Beaufort County is no stranger to this epidemic, either. Opioid-related incidents, including overdoses and fatalities, have grown exponentially in the last few years, according to the Beaufort County Sheriff’s Office.

Starting this week, Hyde County Board of Commissioners, Department of Social Services, Cooperative Extension, health department, county manager’s office and sheriff’s office have all created a taskforce to educate the public about opioids. This taskforce plans to host community forums for the next month in all areas of Hyde County, from Fairfield to Ocracoke.

What’s special about this taskforce is the community nature of it. Partners from various spectrums and locations have joined to help — fighting the epidemic in a multi-pronged approach. If there’s one thing that can unite a population, it’s the prospect of danger and the potential for death hitting right at home.

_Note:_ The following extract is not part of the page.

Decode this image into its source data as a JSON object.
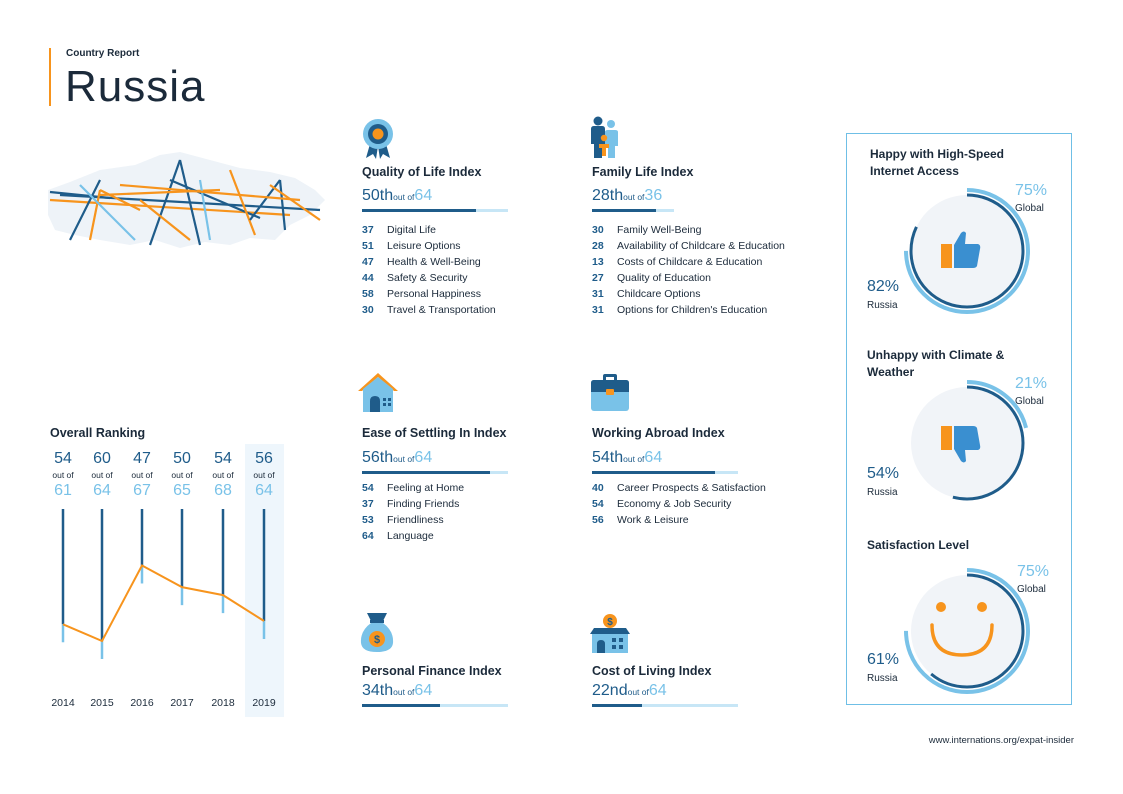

Beaufort County is certainly working hard to combat opioid addiction, too, as part of the statewide call to action from the N.C. Association of County Commissioners. These partners in Hyde County, however, should be recognized for their role in fighting this epidemic in their own way. They’ve had enough and are now enlisting the help of the public to do its part.

Such a multi-pronged, community-based plan should be duplicated in as many counties as possible. It just might save lives.